What makes this near-Earth object (NEO) special is that it has an orbital period of almost exactly one year. This fact led some scientists to speculate that 2010 AL30 could be a manmade object and not an asteroid. After all, there's a lot of space junk up there, there's every possibility that it could be a spent rocket booster or some other chunk from a spacecraft.
But it appears to be just be coincidence that the NEO has the same orbital period as Earth.
Andrea Boattini of the Catalina Sky Survey made the interesting point that 2010 AL30 is a great example of how much of a warning we'd have for an object of this size that's headed for Earth. After all, the discovery was only announced on Jan. 11, two days before its Earth encounter.
It is worth noting that even if 2010 AL30 did hit Earth, it would most likely explode high in the atmosphere (with the energy of a small nuclear bomb), posing little danger to anyone on the ground.

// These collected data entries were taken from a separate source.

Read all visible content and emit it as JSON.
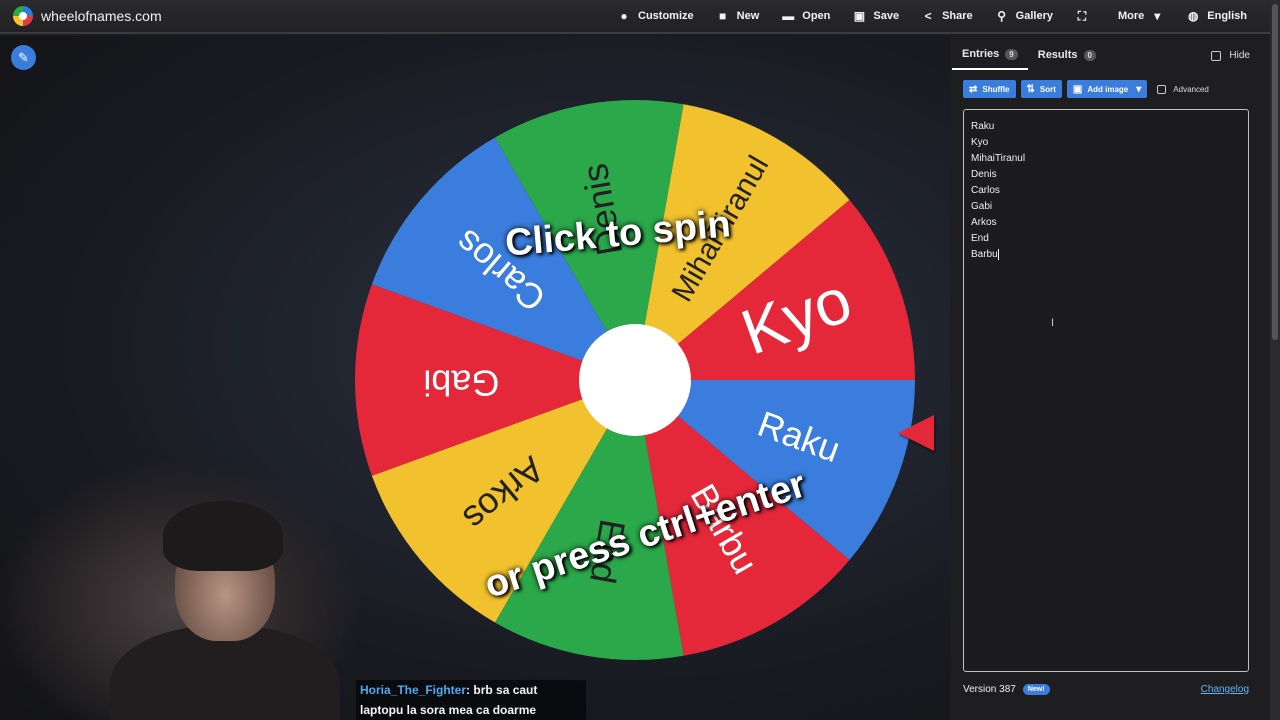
{
  "site": {
    "title": "wheelofnames.com"
  },
  "nav": [
    {
      "icon": "palette-icon",
      "glyph": "●",
      "label": "Customize"
    },
    {
      "icon": "file-icon",
      "glyph": "■",
      "label": "New"
    },
    {
      "icon": "folder-icon",
      "glyph": "▬",
      "label": "Open"
    },
    {
      "icon": "save-icon",
      "glyph": "▣",
      "label": "Save"
    },
    {
      "icon": "share-icon",
      "glyph": "<",
      "label": "Share"
    },
    {
      "icon": "search-icon",
      "glyph": "⚲",
      "label": "Gallery"
    },
    {
      "icon": "fullscreen-icon",
      "glyph": "⛶",
      "label": ""
    },
    {
      "icon": "chevron-down-icon",
      "glyph": "▾",
      "label": "More"
    },
    {
      "icon": "globe-icon",
      "glyph": "◍",
      "label": "English"
    }
  ],
  "wheel": {
    "hint_line1": "Click to spin",
    "hint_line2": "or press ctrl+enter",
    "segments": [
      {
        "label": "Raku",
        "color": "#3b7ddd"
      },
      {
        "label": "Barbu",
        "color": "#e4283a"
      },
      {
        "label": "End",
        "color": "#2aa84a"
      },
      {
        "label": "Arkos",
        "color": "#f2c12e"
      },
      {
        "label": "Gabi",
        "color": "#e4283a"
      },
      {
        "label": "Carlos",
        "color": "#3b7ddd"
      },
      {
        "label": "Denis",
        "color": "#2aa84a"
      },
      {
        "label": "MihaiTiranul",
        "color": "#f2c12e"
      },
      {
        "label": "Kyo",
        "color": "#e4283a"
      }
    ]
  },
  "panel": {
    "tabs": [
      {
        "label": "Entries",
        "count": "9"
      },
      {
        "label": "Results",
        "count": "0"
      }
    ],
    "hide_label": "Hide",
    "toolbar": {
      "shuffle": "Shuffle",
      "sort": "Sort",
      "add_image": "Add image",
      "advanced": "Advanced"
    },
    "entries": [
      "Raku",
      "Kyo",
      "MihaiTiranul",
      "Denis",
      "Carlos",
      "Gabi",
      "Arkos",
      "End",
      "Barbu"
    ],
    "version": "Version 387",
    "new_badge": "New!",
    "changelog": "Changelog"
  },
  "chat": {
    "user": "Horia_The_Fighter",
    "message": ": brb sa caut laptopu la sora mea ca doarme"
  },
  "colors": {
    "accent": "#3b7ddd",
    "red": "#e4283a",
    "green": "#2aa84a",
    "yellow": "#f2c12e",
    "blue": "#3b7ddd"
  }
}
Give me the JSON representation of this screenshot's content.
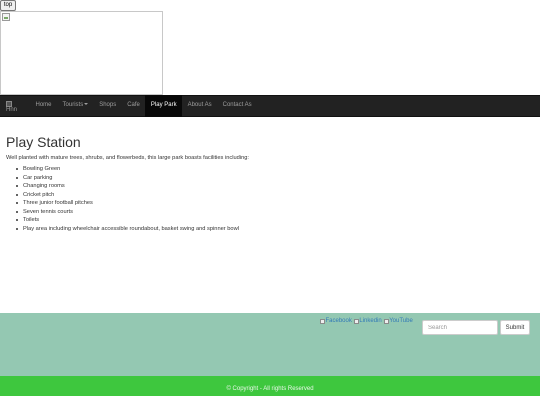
{
  "top_button": {
    "label": "top"
  },
  "navbar": {
    "logo_alt": "Hnn",
    "items": [
      {
        "label": "Home"
      },
      {
        "label": "Tourists"
      },
      {
        "label": "Shops"
      },
      {
        "label": "Cafe"
      },
      {
        "label": "Play Park"
      },
      {
        "label": "About As"
      },
      {
        "label": "Contact As"
      }
    ]
  },
  "main": {
    "title": "Play Station",
    "intro": "Well planted with mature trees, shrubs, and flowerbeds, this large park boasts facilities including:",
    "facilities": [
      "Bowling Green",
      "Car parking",
      "Changing rooms",
      "Cricket pitch",
      "Three junior football pitches",
      "Seven tennis courts",
      "Toilets",
      "Play area including wheelchair accessible roundabout, basket swing and spinner bowl"
    ]
  },
  "footer": {
    "social": [
      {
        "label": "Facebook",
        "icon": "facebook-icon"
      },
      {
        "label": "Linkedin",
        "icon": "linkedin-icon"
      },
      {
        "label": "YouTube",
        "icon": "youtube-icon"
      }
    ],
    "search_placeholder": "Search",
    "submit_label": "Submit",
    "copyright": "© Copyright - All rights Reserved"
  },
  "colors": {
    "navbar_bg": "#222222",
    "nav_active_bg": "#080808",
    "footer_top_bg": "#94c8b2",
    "footer_bottom_bg": "#3ec73e",
    "link": "#337ab7"
  }
}
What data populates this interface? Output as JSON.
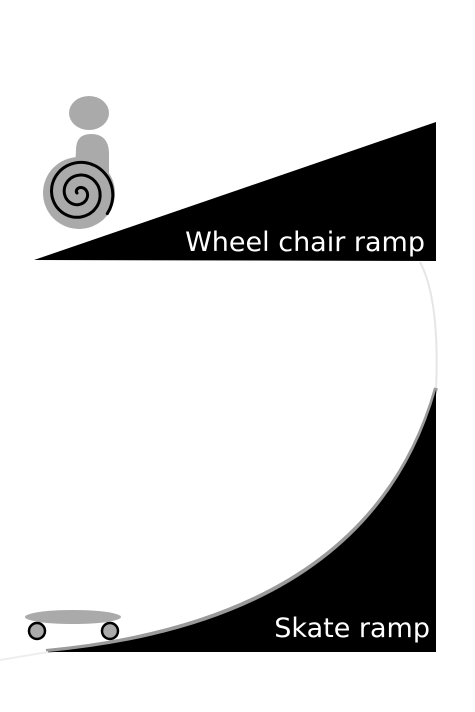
{
  "diagram": {
    "wheelchair_ramp": {
      "label": "Wheel chair ramp",
      "ramp_color": "#000000",
      "figure_color": "#aaaaaa",
      "wheel_icon": "spiral-wheel-icon"
    },
    "skate_ramp": {
      "label": "Skate ramp",
      "ramp_color": "#000000",
      "board_color": "#aaaaaa",
      "wheel_icon": "skateboard-wheel-icon"
    },
    "background_color": "#ffffff"
  }
}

Impacts of this size happen every year.
The discovery of this 10-meter-wide object is testament to the increasing capabilities of the international community of asteroid hunters. When 2010 AL30 does make its closest approach on Jan. 13, they can take a more detailed look at the small visitor, verifying whether it is indeed an asteroid or a manmade object. However, it would appear that the consensus is that it's a natural inhabitant of our solar system, passing safely through our neighborhood, providing asteroid hunters with an interesting target to study.